Beyond Fury Movie Review
Written by Joel Harley
Released by Giallo Films
Written and directed by Darren Ward
2019, 113 minutes, Not Yet Rated
Released on 7th June 2019
Nick Roberts as Michael Walker
Giovanni Lombardi Radice as Ivan Lenzivitch
Dani Thompson as Claudia
Jeff Stewart as Frankie
What if Death Wish... but set on the streets of England? So asks the third entry in Darren Ward's hard-boiled British crime trilogy. When ex-mercenary Michael Walker and pregnant girlfriend Claudia are brutally attacked by low-rent gangsters, the thugs make one mistake – not finishing the job. Walker is left for dead, his girlfriend and unborn child slaughtered and left splayed all over the street.
With the police proving useless, Walker takes to the streets, enacting his own brand of street justice. Working his way up to crime boss Ivan Lenzivitch (Giovanni Lombardo Radice, back from the director's Day of Violence), Walker will stop at nothing in avenging the deaths of all he held dear. One wishes he'd get a move on though, moving at such a languid pace that the bad guys have to go seek him out first.

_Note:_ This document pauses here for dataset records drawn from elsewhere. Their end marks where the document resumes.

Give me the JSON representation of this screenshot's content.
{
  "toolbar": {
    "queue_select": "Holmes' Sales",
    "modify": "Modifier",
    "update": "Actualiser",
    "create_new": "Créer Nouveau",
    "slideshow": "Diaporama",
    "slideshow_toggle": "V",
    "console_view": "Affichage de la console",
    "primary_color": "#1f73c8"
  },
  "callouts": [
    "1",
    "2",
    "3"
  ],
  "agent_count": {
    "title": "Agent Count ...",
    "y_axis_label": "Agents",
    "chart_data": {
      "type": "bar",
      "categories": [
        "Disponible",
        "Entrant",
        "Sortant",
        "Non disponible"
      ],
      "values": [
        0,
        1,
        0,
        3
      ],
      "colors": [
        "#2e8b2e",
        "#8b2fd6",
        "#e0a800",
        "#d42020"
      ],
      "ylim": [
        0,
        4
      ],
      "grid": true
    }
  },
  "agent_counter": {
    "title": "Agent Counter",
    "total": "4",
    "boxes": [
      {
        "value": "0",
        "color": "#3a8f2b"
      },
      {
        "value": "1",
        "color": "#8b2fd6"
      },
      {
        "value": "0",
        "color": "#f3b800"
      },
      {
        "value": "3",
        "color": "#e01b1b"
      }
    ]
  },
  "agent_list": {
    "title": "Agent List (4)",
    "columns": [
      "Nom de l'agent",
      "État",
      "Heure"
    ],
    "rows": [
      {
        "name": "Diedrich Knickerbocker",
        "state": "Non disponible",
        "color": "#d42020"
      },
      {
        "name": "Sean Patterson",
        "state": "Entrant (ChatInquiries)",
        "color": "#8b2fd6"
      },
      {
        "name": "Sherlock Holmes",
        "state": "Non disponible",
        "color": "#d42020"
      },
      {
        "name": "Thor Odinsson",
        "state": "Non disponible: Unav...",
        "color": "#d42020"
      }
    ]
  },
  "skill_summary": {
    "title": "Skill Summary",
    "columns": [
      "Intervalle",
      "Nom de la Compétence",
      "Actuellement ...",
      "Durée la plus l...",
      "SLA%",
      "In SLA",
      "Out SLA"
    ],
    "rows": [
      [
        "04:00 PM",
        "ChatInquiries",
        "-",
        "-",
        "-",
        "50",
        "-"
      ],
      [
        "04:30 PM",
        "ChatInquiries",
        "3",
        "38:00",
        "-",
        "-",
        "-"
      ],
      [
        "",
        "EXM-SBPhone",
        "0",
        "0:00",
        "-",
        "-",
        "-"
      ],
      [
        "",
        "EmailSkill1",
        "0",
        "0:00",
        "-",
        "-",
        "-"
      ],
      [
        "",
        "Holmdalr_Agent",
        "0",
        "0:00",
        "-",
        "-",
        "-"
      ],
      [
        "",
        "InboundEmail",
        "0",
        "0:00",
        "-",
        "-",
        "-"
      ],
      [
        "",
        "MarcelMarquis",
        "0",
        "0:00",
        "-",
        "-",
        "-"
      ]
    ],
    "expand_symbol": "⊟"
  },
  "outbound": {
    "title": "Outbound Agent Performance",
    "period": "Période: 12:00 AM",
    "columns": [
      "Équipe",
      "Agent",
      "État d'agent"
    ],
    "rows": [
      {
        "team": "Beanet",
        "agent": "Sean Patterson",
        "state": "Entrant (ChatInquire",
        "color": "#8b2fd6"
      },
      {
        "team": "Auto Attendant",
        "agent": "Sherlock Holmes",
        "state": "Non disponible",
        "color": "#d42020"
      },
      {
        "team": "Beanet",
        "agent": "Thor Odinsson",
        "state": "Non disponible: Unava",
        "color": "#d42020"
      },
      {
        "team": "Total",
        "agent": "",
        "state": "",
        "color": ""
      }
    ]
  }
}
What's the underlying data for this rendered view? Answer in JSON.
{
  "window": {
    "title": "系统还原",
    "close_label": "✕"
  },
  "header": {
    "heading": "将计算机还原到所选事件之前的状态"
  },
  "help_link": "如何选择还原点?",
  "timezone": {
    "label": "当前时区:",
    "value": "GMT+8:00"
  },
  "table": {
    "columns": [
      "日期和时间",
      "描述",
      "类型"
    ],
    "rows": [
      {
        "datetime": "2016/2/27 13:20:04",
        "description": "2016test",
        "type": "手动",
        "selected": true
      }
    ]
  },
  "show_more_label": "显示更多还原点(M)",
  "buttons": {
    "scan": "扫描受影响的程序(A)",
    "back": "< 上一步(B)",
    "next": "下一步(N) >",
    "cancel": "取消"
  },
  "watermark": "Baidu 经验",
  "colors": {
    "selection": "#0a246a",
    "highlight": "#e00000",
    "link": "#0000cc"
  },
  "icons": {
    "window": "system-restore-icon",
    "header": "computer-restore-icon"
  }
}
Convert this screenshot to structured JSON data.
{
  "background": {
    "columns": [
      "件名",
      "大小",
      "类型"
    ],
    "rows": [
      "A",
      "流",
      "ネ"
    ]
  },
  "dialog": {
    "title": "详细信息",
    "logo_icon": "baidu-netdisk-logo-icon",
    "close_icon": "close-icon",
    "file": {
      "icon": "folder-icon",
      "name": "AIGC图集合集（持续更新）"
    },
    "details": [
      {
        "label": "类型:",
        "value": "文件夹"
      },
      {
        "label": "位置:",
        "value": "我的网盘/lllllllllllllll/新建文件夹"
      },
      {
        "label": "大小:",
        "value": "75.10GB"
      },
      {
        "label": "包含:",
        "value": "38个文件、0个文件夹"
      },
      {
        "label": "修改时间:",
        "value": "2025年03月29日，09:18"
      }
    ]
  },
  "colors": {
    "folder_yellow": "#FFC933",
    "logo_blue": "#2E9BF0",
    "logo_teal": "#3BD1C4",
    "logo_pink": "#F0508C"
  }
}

Ever wondered what a bare foot looks like when smashed to bits by a ball-peen hammer? Or how that scene from The Mask would look (the one with the golf balls) taken to its extreme? Beyond Fury offers such depictions in intricate detail, oozing blood and guts like they're going out of fashion. Ward's spaghetti exploitation influences run deep through the film's veins, manifesting in the extreme gore and violence, and its villain, deliciously played by Radice. It's for the best that the bad guys get the majority of the screentime, as that's where all the good performances and action are.
Charming as they are, the film's Italian Grindhouse influences don't sit well next to its British setting (dinner at Wagamama, anyone?), and its genre aspirations are dragged down by endless scenes set in crummy overlit British estates, houses and back gardens. At times, it's like a working class Brit soap opera crossed with a lost 70s Italian Grindhouse feature. The feeling is only intensified by the amount of filler between action sequences, and stretches of banal dialogue in boring, overly bright rooms. Such filler is par for the course with authentic Grindhouse, but that doesn't make it any less of a chore to sit through.
Much of Beyond Fury is an impressive achievement – most notably its action and scope. It feels bigger than your average low-budget crime thriller, employing a surprising creativity in its staging and setup. Unfortunately, it's let down by the majority of the cast and the pace - at 113 minutes, it struggles to hold itself together, and the more amateurish acting becomes more and more grating with every passing minute. Nick Roberts is not a good action hero, lacking any sort of presence or threat, and the belly constantly peeking out from beneath his black t-shirt make for a less than intimidating proposition. Radice and his cronies are more than capable of doing all of the heavy lifting, but it would have been nice for them to have an enemy worthy of their spite and bile. Imagine Death Wish, but with Phil Mitchell in the Charles Bronson role.
None of which negates what has been achieved here. Beyond Fury is an ambitious, authentically nasty crime thriller with brutal gore and impressively horrible villains. It may not be everyone's cup of tea (depening on how much spaghetti you want in your tea) but it's worth a sip, all the same.